I share Anne Lamott‘s essay “Shitty First Drafts,” from Bird by Bird, with my composition students, but I’m considering teaching it at the beginning of my literature classes as well. Too many students have the erroneous assumption that they can simply sit down and think for a minute and then type a three page literary analysis paper and be “done.” I try and build tasks of serious revision into our course schedule, but ultimately it is up to the student to give a shit or not. Lamott’s essay explains the necessity of bad first (and second) drafts and clearly articulates one of my most overused teacher phrases, “Writing IS thinking.” Lamott also examines the anxiety that surrounds writing, the anxiety to produce, to be good enough. So, is bad writing okay? Yes, it is a means to better writing, to revision. Is it okay to present it as a final product?–not so much, unless the purpose of said final product is to examine ‘badness,’ as does Steve Almond in his Bad Poetry Corner.

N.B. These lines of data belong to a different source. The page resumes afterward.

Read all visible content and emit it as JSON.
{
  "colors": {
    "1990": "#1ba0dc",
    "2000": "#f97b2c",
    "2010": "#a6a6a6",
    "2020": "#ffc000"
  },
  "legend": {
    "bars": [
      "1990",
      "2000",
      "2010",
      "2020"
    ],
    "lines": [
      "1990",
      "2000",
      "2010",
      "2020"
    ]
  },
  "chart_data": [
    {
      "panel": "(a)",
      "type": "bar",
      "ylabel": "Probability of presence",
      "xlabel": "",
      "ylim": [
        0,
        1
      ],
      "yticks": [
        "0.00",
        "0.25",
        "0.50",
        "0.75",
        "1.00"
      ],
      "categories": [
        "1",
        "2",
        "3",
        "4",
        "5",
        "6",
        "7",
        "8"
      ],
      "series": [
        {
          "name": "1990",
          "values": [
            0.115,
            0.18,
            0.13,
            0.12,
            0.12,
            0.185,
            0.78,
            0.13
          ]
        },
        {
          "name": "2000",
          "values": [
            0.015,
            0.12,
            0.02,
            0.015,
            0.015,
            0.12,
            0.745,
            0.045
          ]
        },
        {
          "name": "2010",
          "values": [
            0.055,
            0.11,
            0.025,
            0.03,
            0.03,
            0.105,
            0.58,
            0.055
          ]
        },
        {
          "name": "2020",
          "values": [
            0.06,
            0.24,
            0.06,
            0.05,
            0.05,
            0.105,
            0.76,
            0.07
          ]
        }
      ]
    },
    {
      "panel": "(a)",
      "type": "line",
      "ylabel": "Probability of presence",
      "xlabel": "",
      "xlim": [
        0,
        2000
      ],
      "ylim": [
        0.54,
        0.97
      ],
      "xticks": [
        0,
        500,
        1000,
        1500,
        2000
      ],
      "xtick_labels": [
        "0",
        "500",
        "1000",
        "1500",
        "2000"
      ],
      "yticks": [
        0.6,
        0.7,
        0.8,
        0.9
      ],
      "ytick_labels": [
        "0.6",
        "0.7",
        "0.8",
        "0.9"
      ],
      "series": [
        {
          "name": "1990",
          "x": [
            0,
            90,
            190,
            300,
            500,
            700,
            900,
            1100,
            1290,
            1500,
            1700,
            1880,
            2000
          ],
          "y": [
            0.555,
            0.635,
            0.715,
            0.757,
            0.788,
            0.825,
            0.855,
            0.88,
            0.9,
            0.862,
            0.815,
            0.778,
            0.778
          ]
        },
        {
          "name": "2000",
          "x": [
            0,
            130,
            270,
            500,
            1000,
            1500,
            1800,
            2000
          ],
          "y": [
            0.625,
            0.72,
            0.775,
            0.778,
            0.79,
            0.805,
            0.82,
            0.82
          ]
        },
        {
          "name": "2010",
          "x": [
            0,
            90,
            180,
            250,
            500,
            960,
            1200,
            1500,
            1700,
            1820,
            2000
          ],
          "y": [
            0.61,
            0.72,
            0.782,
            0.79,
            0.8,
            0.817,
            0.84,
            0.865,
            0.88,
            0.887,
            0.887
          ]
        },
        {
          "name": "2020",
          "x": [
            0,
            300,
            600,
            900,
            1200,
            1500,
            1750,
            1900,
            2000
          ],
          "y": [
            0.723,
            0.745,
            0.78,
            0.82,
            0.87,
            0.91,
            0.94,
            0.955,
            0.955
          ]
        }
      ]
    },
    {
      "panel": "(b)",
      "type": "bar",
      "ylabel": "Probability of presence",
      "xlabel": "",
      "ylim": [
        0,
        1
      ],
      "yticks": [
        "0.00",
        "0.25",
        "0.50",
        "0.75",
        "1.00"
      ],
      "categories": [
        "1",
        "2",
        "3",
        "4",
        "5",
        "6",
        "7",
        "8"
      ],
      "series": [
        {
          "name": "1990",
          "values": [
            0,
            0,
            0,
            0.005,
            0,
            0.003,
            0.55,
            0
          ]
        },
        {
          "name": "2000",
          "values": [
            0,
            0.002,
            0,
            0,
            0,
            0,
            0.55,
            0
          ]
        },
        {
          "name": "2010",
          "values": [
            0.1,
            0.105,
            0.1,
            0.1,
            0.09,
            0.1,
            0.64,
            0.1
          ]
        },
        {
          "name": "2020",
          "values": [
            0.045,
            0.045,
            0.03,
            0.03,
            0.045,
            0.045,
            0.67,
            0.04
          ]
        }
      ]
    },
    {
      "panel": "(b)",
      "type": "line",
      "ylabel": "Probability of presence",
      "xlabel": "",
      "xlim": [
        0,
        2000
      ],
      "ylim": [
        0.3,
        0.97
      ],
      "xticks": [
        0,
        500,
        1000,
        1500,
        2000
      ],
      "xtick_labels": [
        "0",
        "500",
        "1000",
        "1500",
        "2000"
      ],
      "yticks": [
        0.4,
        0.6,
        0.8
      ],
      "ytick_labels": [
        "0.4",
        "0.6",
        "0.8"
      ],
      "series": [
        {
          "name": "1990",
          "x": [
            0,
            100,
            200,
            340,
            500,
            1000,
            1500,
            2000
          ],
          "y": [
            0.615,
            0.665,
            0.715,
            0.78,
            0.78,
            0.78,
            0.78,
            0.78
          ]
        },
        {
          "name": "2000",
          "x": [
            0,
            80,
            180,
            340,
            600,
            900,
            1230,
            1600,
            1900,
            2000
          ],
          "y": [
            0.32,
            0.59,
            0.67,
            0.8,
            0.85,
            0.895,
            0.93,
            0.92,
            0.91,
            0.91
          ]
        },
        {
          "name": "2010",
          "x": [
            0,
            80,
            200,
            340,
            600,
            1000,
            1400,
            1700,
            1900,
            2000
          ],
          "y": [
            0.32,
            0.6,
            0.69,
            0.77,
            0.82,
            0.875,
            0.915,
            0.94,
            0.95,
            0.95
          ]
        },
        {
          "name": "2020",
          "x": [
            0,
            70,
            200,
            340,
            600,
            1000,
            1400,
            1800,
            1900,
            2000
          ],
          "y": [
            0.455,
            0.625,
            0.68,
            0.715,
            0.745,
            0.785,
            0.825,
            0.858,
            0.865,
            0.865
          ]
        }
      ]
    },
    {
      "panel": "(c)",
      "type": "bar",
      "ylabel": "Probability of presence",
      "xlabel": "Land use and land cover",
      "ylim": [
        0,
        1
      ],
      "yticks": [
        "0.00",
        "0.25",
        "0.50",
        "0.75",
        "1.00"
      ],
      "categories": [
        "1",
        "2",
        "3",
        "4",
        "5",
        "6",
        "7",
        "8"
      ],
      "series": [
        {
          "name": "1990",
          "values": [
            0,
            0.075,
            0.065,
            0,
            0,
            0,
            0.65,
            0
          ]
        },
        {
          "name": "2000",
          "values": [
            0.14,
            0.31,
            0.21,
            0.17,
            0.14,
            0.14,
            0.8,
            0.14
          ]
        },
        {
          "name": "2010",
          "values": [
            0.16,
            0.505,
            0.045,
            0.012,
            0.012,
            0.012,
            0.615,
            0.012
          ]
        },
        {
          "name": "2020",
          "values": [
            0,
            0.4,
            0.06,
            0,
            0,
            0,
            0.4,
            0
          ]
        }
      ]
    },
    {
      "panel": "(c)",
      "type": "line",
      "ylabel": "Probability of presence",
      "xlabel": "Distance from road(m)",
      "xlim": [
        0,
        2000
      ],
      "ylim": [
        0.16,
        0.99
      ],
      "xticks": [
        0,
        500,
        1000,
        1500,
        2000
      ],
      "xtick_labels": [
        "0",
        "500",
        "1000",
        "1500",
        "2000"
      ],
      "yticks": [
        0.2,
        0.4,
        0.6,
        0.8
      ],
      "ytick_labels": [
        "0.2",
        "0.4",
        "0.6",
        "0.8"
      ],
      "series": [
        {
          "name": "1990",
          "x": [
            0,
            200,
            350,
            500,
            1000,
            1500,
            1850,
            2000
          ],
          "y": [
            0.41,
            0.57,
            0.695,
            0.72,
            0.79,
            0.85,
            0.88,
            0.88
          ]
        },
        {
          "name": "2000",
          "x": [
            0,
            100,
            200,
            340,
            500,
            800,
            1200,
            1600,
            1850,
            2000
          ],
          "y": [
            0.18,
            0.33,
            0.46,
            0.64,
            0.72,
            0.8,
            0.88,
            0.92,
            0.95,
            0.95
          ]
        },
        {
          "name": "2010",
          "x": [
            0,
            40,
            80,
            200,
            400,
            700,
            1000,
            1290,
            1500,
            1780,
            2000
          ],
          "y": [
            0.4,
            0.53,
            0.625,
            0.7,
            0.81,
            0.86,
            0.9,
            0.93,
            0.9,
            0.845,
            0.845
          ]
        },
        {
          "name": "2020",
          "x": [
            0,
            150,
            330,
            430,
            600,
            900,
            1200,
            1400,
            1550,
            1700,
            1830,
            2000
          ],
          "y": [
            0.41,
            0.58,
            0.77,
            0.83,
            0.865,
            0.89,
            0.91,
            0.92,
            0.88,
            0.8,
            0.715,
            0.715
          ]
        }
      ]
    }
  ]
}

I read an article at Salon by Laura Miller, “Bad Writing: What is it Good for?” I appreciate Miller’s discussion of the abundance of crappy prose. The internet provides the perfect showcase. Miller takes various angles in discussing crappy prose, referencing a list of bad books and Steve Almond’s Bad Poetry Corner. The list of bad books from the American Book Review is tenuous, but I can get behind Almond’s pursuit. The key for the success of Almond’s site is that he already has a marked fan base; he has more than established himself, he is almost an ethos, a cause within cyberspace. One can either praise such self-promotion, which I do because I like his work, or one can find it trite and audacious. I find it fun. I, lacking a ‘platform’ and prurient exposure, should certainly shy away from trying to create any sort of medium out of the horrendous song lyrics and poems that my fifteen year old mind may have birthed. THAT needs to stay in the past. I will never claim to be a poet, probably because I am scarred from reading my teenage endeavors. No need to inflict that adolescent angst on my friends in cyberspace.
Bad writing is a necessary precursor to the good stuff. So, get thee bad writing down. And then, work it up again and again.